A National Day of Mourning has been organized by the United American Indians of New England each Thanksgiving Day since 1970. This day questions the Pilgrim Mythology and centers the ongoing struggles of Native peoples. I’ve been aware of this day for many years and have tried each year, in my own way, to observe the day in that spirit. Too many times, my observation has been quiet and personal because I did not know how to reconcile customs with the realities of history.
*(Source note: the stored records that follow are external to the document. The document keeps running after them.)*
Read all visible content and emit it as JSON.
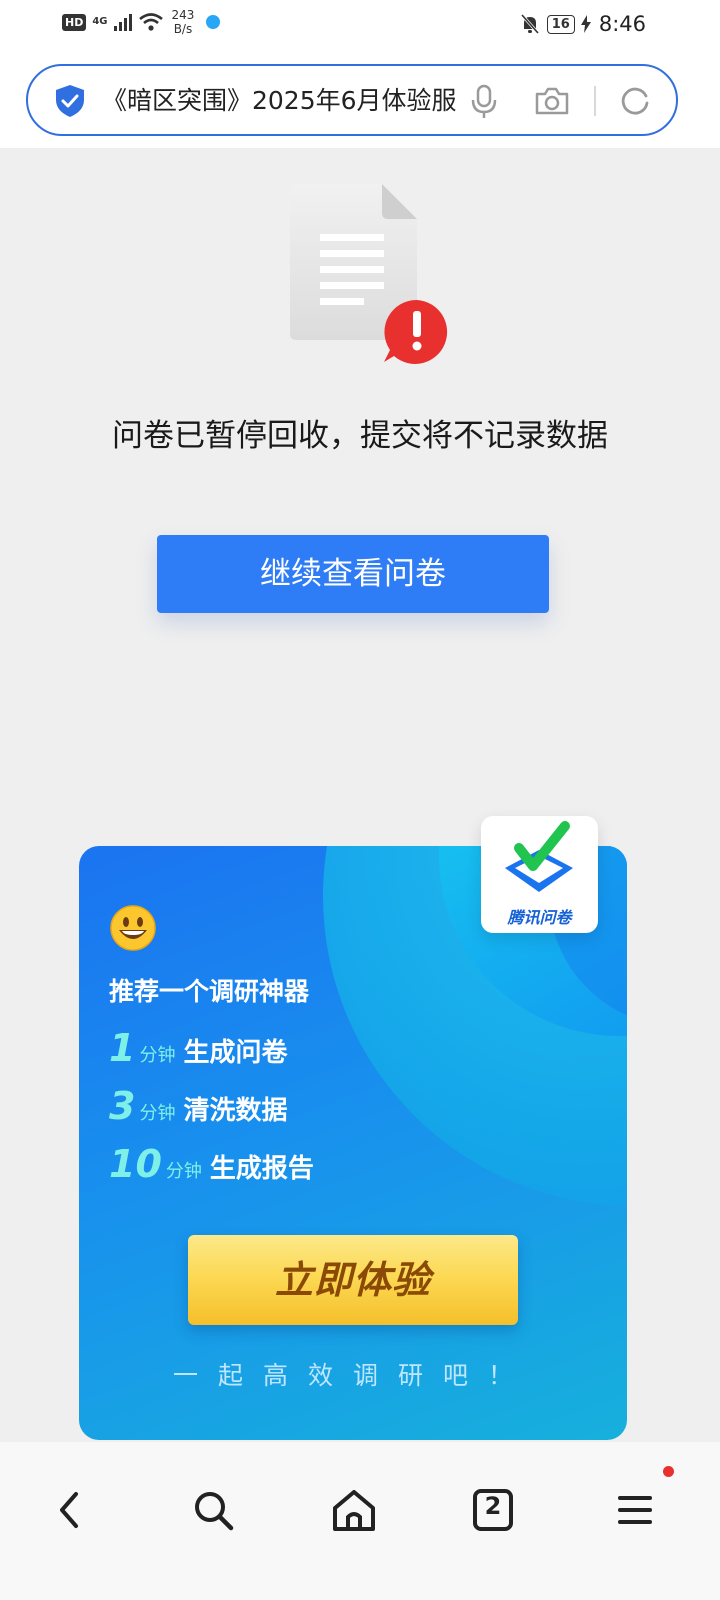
{
  "status_bar": {
    "hd": "HD",
    "network": "4G",
    "speed_value": "243",
    "speed_unit": "B/s",
    "battery": "16",
    "time": "8:46"
  },
  "address_bar": {
    "url_text": "《暗区突围》2025年6月体验服",
    "icons": [
      "shield-check-icon",
      "microphone-icon",
      "camera-icon",
      "refresh-icon"
    ]
  },
  "notice": {
    "message": "问卷已暂停回收，提交将不记录数据",
    "continue_label": "继续查看问卷"
  },
  "promo": {
    "headline": "推荐一个调研神器",
    "features": [
      {
        "num": "1",
        "unit": "分钟",
        "text": "生成问卷"
      },
      {
        "num": "3",
        "unit": "分钟",
        "text": "清洗数据"
      },
      {
        "num": "10",
        "unit": "分钟",
        "text": "生成报告"
      }
    ],
    "cta_label": "立即体验",
    "tagline": "一起高效调研吧！",
    "logo_text": "腾讯问卷"
  },
  "bottom_nav": {
    "tab_count": "2",
    "items": [
      "back-icon",
      "search-icon",
      "home-icon",
      "tabs-icon",
      "menu-icon"
    ]
  },
  "colors": {
    "accent": "#2f7cf7",
    "card_blue": "#1890ee",
    "cta_gold": "#fcd955",
    "alert_red": "#e8312e"
  }
}
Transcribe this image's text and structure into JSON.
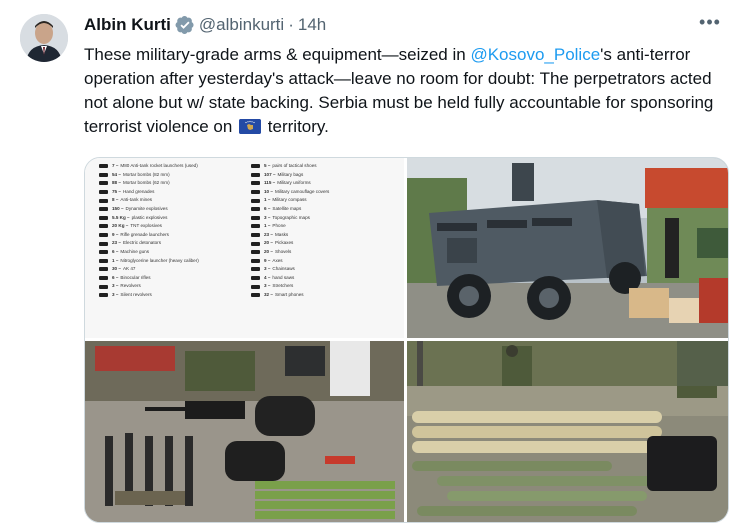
{
  "tweet": {
    "author_name": "Albin Kurti",
    "handle": "@albinkurti",
    "separator": "·",
    "time": "14h",
    "more_label": "•••",
    "text_1": "These military-grade arms & equipment—seized in ",
    "mention": "@Kosovo_Police",
    "text_2": "'s anti-terror operation after yesterday's attack—leave no room for doubt: The perpetrators acted not alone but w/ state backing. Serbia must be held fully accountable for sponsoring terrorist violence on ",
    "text_3": " territory."
  },
  "colors": {
    "link": "#1d9bf0",
    "text": "#0f1419",
    "muted": "#536471",
    "flag": "#244aa5"
  },
  "icons": [
    "verified-badge-icon",
    "more-options-icon",
    "kosovo-flag-emoji"
  ],
  "seized_list": {
    "left": [
      {
        "q": "7",
        "item": "M80 Anti-tank rocket launchers (used)"
      },
      {
        "q": "54",
        "item": "Mortar bombs (82 mm)"
      },
      {
        "q": "88",
        "item": "Mortar bombs (62 mm)"
      },
      {
        "q": "75",
        "item": "Hand grenades"
      },
      {
        "q": "8",
        "item": "Anti-tank mines"
      },
      {
        "q": "150",
        "item": "Dynamite explosives"
      },
      {
        "q": "5.5 Kg",
        "item": "plastic explosives"
      },
      {
        "q": "20 Kg",
        "item": "TNT explosives"
      },
      {
        "q": "9",
        "item": "Rifle grenade launchers"
      },
      {
        "q": "23",
        "item": "Electric detonators"
      },
      {
        "q": "6",
        "item": "Machine guns"
      },
      {
        "q": "1",
        "item": "Nitroglycerine launcher (heavy caliber)"
      },
      {
        "q": "30",
        "item": "AK 47"
      },
      {
        "q": "6",
        "item": "Binocular rifles"
      },
      {
        "q": "3",
        "item": "Revolvers"
      },
      {
        "q": "3",
        "item": "Silent revolvers"
      }
    ],
    "right": [
      {
        "q": "5",
        "item": "pairs of tactical shoes"
      },
      {
        "q": "107",
        "item": "Military bags"
      },
      {
        "q": "115",
        "item": "Military uniforms"
      },
      {
        "q": "10",
        "item": "Military camouflage covers"
      },
      {
        "q": "1",
        "item": "Military compass"
      },
      {
        "q": "6",
        "item": "Satellite maps"
      },
      {
        "q": "3",
        "item": "Topographic maps"
      },
      {
        "q": "1",
        "item": "Phone"
      },
      {
        "q": "23",
        "item": "Masks"
      },
      {
        "q": "20",
        "item": "Pickaxes"
      },
      {
        "q": "20",
        "item": "Shovels"
      },
      {
        "q": "9",
        "item": "Axes"
      },
      {
        "q": "3",
        "item": "Chainsaws"
      },
      {
        "q": "4",
        "item": "hand saws"
      },
      {
        "q": "3",
        "item": "Stretchers"
      },
      {
        "q": "32",
        "item": "Smart phones"
      }
    ]
  }
}
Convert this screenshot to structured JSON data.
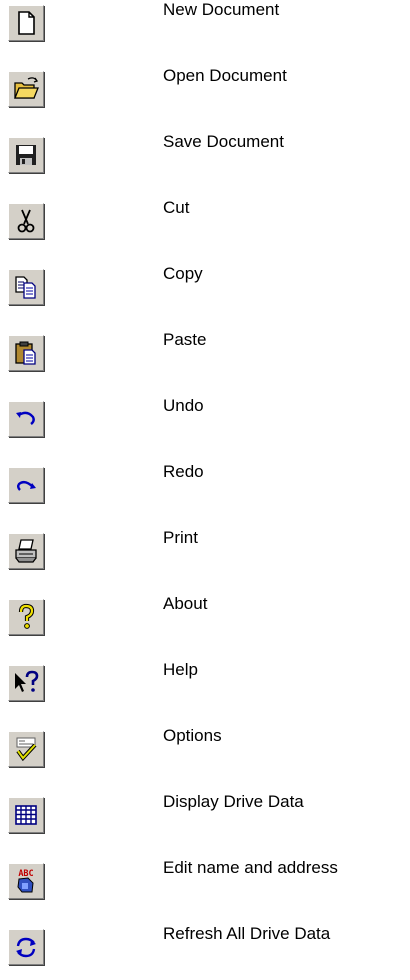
{
  "toolbar_legend": [
    {
      "icon": "new-document-icon",
      "label": "New Document"
    },
    {
      "icon": "open-folder-icon",
      "label": "Open Document"
    },
    {
      "icon": "floppy-disk-icon",
      "label": "Save Document"
    },
    {
      "icon": "scissors-icon",
      "label": "Cut"
    },
    {
      "icon": "copy-icon",
      "label": "Copy"
    },
    {
      "icon": "clipboard-paste-icon",
      "label": "Paste"
    },
    {
      "icon": "undo-arrow-icon",
      "label": "Undo"
    },
    {
      "icon": "redo-arrow-icon",
      "label": "Redo"
    },
    {
      "icon": "printer-icon",
      "label": "Print"
    },
    {
      "icon": "question-mark-icon",
      "label": "About"
    },
    {
      "icon": "help-pointer-icon",
      "label": "Help"
    },
    {
      "icon": "options-checkmark-icon",
      "label": "Options"
    },
    {
      "icon": "grid-table-icon",
      "label": "Display Drive Data"
    },
    {
      "icon": "abc-edit-icon",
      "label": "Edit name and address"
    },
    {
      "icon": "refresh-arrows-icon",
      "label": "Refresh All Drive Data"
    }
  ]
}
This year, I am going to accept the invitation into paradox. I am going to practice gratitude with my family and loved ones while openly rejecting whitewashed versions of history that only serve to perpetuate the violence that has brought us to where we are today. I am going to follow the example set by my native relatives at Standing Rock and commit to building relationships where we can uphold each other’s dignity, share in truthful storytelling, and break bread with broken hearts and soaring spirits.

As a sacred activist, I cannot describe the feeling of seeing sacred activism at work on a large scale at Standing Rock.  I felt very grateful for my years and years of yoga practice, which have taught me how to hold myself accountable in love, how to be uncomfortable, and how to participate in the restoration of myself and others into wholeness. On that holy ground I was given the opportunity to feel the immense pain of what people – my people – have done AND be shown the path forward.

This path is not an easy one. It will require some collective mourning, some collective amends-making, and a collective commitment to dismantling all the interlocking systems of oppression. On this National Day of Mourning, I am especially celebrating with a grateful heart the opportunity to live at this time when the veil has been lifted. The work that needs to be done on a personal and national level is very clear now. The unspeakable has been spoken. So, we listen deeply and we respond with mournful, grateful, open hearts.